人参はときどきじたばたと暴れるが、嫌がっている様子はなく、大根は逃げることなく青慈のそばに立っていた。
「だーこ、たべちゃ、めっよ?」
「青慈が大事にしてるなら食べないよ。定期的に栄養剤も上げよう」
「しーたんのじんじんも、めっよ?」
「紫音の人参も食べないよ」
一生懸命自分の大根と妹のように思っている紫音の人参を守ろうとする青慈の姿に、朱雀はなんて優しいのだろうと感動してしまう。小さいけれど青慈は妹を思いやっている。
紫音も硬いものは解して、食材を小さく切れば大人と変わらないものを食べられるようになっていた。匙でお口に運ばれて、大きなお口で紫音は藍に食べさせてもらっている。
青慈は箸を使おうと練習しているが、まだまだ上手に使えずに、匙を使うことが多い。箸は刺すようにしか使えない。
「おとーたん、おこめ、おてて、いっぱいちゅいた」
おにぎりを強く握りすぎて潰してしまった青慈が米粒が大量についたお手手を差し出して来るので、朱雀はその手を丁寧に拭ってあげる。まだ嚙み切ることが難しく、喉に引っかかるかもしれないので、青慈と紫音には海苔は小さく千切ったものしか与えていなかった。海苔の部分を持つと米粒が手に付かないのだが、青慈のおにぎりには海苔が小さく千切られているのでどうしても力が入って握り潰してしまうのだ。

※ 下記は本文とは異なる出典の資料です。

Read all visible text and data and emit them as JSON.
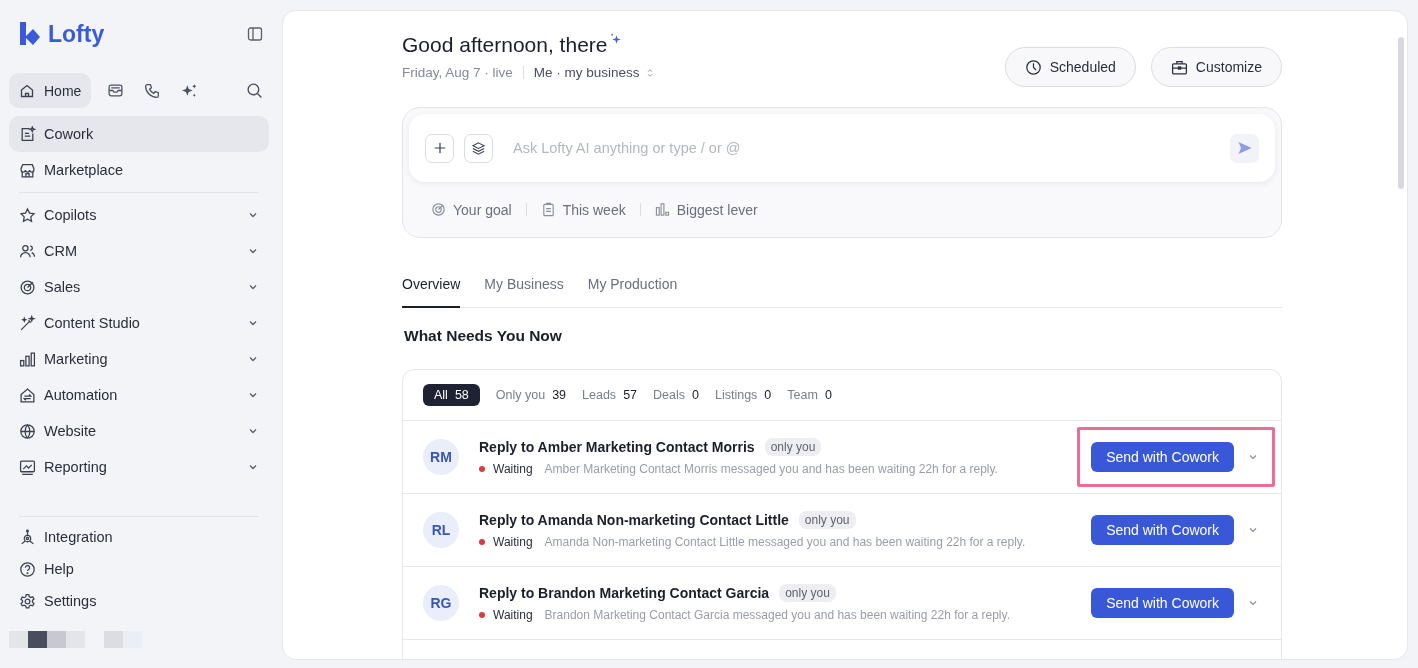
{
  "sidebar": {
    "brand": "Lofty",
    "top_tabs": [
      {
        "label": "Home",
        "selected": true
      }
    ],
    "items": [
      {
        "label": "Cowork",
        "selected": true
      },
      {
        "label": "Marketplace",
        "selected": false
      }
    ],
    "groups": [
      {
        "label": "Copilots",
        "expanded": false
      },
      {
        "label": "CRM",
        "expanded": false
      },
      {
        "label": "Sales",
        "expanded": false
      },
      {
        "label": "Content Studio",
        "expanded": false
      },
      {
        "label": "Marketing",
        "expanded": false
      },
      {
        "label": "Automation",
        "expanded": false
      },
      {
        "label": "Website",
        "expanded": false
      },
      {
        "label": "Reporting",
        "expanded": false
      }
    ],
    "footer": [
      {
        "label": "Integration"
      },
      {
        "label": "Help"
      },
      {
        "label": "Settings"
      }
    ]
  },
  "header": {
    "greeting": "Good afternoon, there",
    "date": "Friday, Aug 7 · live",
    "scope": "Me · my business",
    "buttons": [
      {
        "label": "Scheduled"
      },
      {
        "label": "Customize"
      }
    ]
  },
  "prompt": {
    "placeholder": "Ask Lofty AI anything or type / or @",
    "suggestions": [
      {
        "label": "Your goal"
      },
      {
        "label": "This week"
      },
      {
        "label": "Biggest lever"
      }
    ]
  },
  "tabs": [
    {
      "label": "Overview",
      "selected": true
    },
    {
      "label": "My Business",
      "selected": false
    },
    {
      "label": "My Production",
      "selected": false
    }
  ],
  "section_title": "What Needs You Now",
  "filters": [
    {
      "label": "All",
      "count": "58",
      "selected": true
    },
    {
      "label": "Only you",
      "count": "39",
      "selected": false
    },
    {
      "label": "Leads",
      "count": "57",
      "selected": false
    },
    {
      "label": "Deals",
      "count": "0",
      "selected": false
    },
    {
      "label": "Listings",
      "count": "0",
      "selected": false
    },
    {
      "label": "Team",
      "count": "0",
      "selected": false
    }
  ],
  "tasks": [
    {
      "initials": "RM",
      "title": "Reply to Amber Marketing Contact Morris",
      "tag": "only you",
      "status": "Waiting",
      "message": "Amber Marketing Contact Morris messaged you and has been waiting 22h for a reply.",
      "action": "Send with Cowork",
      "highlighted": true
    },
    {
      "initials": "RL",
      "title": "Reply to Amanda Non-marketing Contact Little",
      "tag": "only you",
      "status": "Waiting",
      "message": "Amanda Non-marketing Contact Little messaged you and has been waiting 22h for a reply.",
      "action": "Send with Cowork",
      "highlighted": false
    },
    {
      "initials": "RG",
      "title": "Reply to Brandon Marketing Contact Garcia",
      "tag": "only you",
      "status": "Waiting",
      "message": "Brandon Marketing Contact Garcia messaged you and has been waiting 22h for a reply.",
      "action": "Send with Cowork",
      "highlighted": false
    }
  ]
}
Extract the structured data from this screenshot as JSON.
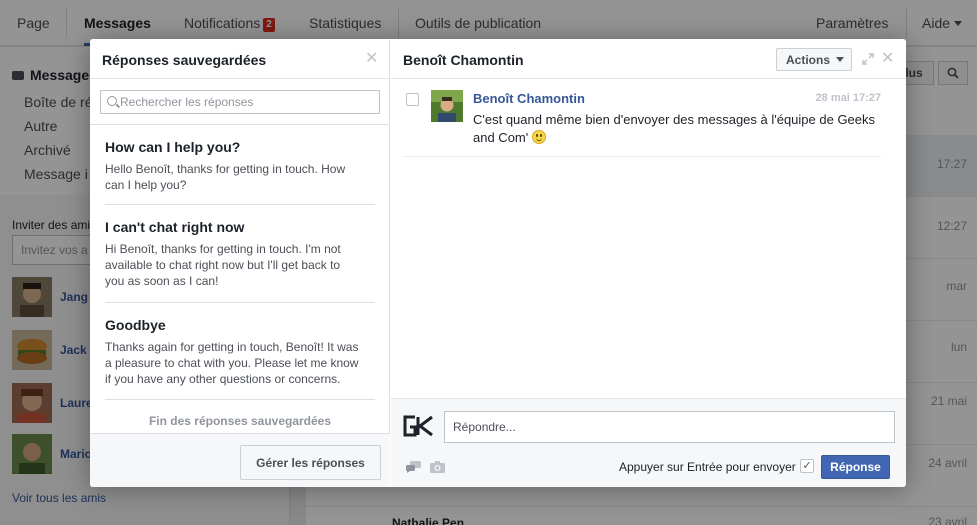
{
  "nav": {
    "tabs": [
      {
        "label": "Page"
      },
      {
        "label": "Messages"
      },
      {
        "label": "Notifications",
        "badge": "2"
      },
      {
        "label": "Statistiques"
      },
      {
        "label": "Outils de publication"
      }
    ],
    "settings": "Paramètres",
    "help": "Aide"
  },
  "left": {
    "messages_title": "Message",
    "folders": [
      "Boîte de ré",
      "Autre",
      "Archivé",
      "Message i"
    ],
    "invite_label": "Inviter des ami",
    "invite_placeholder": "Invitez vos a",
    "friends": [
      "Jang",
      "Jack",
      "Laure",
      "Mario"
    ],
    "see_all": "Voir tous les amis"
  },
  "right": {
    "toolbar_btn": "lus",
    "times": [
      "17:27",
      "12:27",
      "mar",
      "lun",
      "21 mai",
      "24 avril",
      "23 avril"
    ],
    "partial_name": "Nathalie Pen"
  },
  "saved": {
    "title": "Réponses sauvegardées",
    "search_placeholder": "Rechercher les réponses",
    "items": [
      {
        "title": "How can I help you?",
        "body": "Hello Benoît, thanks for getting in touch. How can I help you?"
      },
      {
        "title": "I can't chat right now",
        "body": "Hi Benoît, thanks for getting in touch. I'm not available to chat right now but I'll get back to you as soon as I can!"
      },
      {
        "title": "Goodbye",
        "body": "Thanks again for getting in touch, Benoît! It was a pleasure to chat with you. Please let me know if you have any other questions or concerns."
      }
    ],
    "end_text": "Fin des réponses sauvegardées",
    "manage_btn": "Gérer les réponses"
  },
  "conversation": {
    "title": "Benoît Chamontin",
    "actions_btn": "Actions",
    "message": {
      "from": "Benoît Chamontin",
      "time": "28 mai 17:27",
      "body": "C'est quand même bien d'envoyer des messages à l'équipe de Geeks and Com' "
    },
    "reply_placeholder": "Répondre...",
    "enter_label": "Appuyer sur Entrée pour envoyer",
    "send_btn": "Réponse"
  },
  "colors": {
    "accent": "#4267b2",
    "link": "#365899",
    "badge": "#e02a20"
  }
}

それは青慈の握力が3歳児と思えないくらい強いのもあるのだろう。
「もしかすると、顎の力も強いのかな?」
「あご?」
「青慈は噛む力が強いのかなと思ってね」
確かめてみたいような気もするが、どうやって確かめればいいのか分からない朱雀は、子育て自体が初めてなので知らないことが多かった。
「育児本でも買うかな……」
「ああいうのは、あまり信じちゃダメよ」
「参考にならないことばかり書いてあるって言うわよ」
「あくまでも個人の経験みたいよ」
育児本の購入を考える朱雀に、藍と杏と緑は、批判的だった。育児本よりも雑貨屋の店主の母親に聞きに行った方がいいのかもしれない。
ただ、勇者と聖女の育て方を聞かれたところで、誰も答えられないであろうことだけは朱雀にも分かっていた。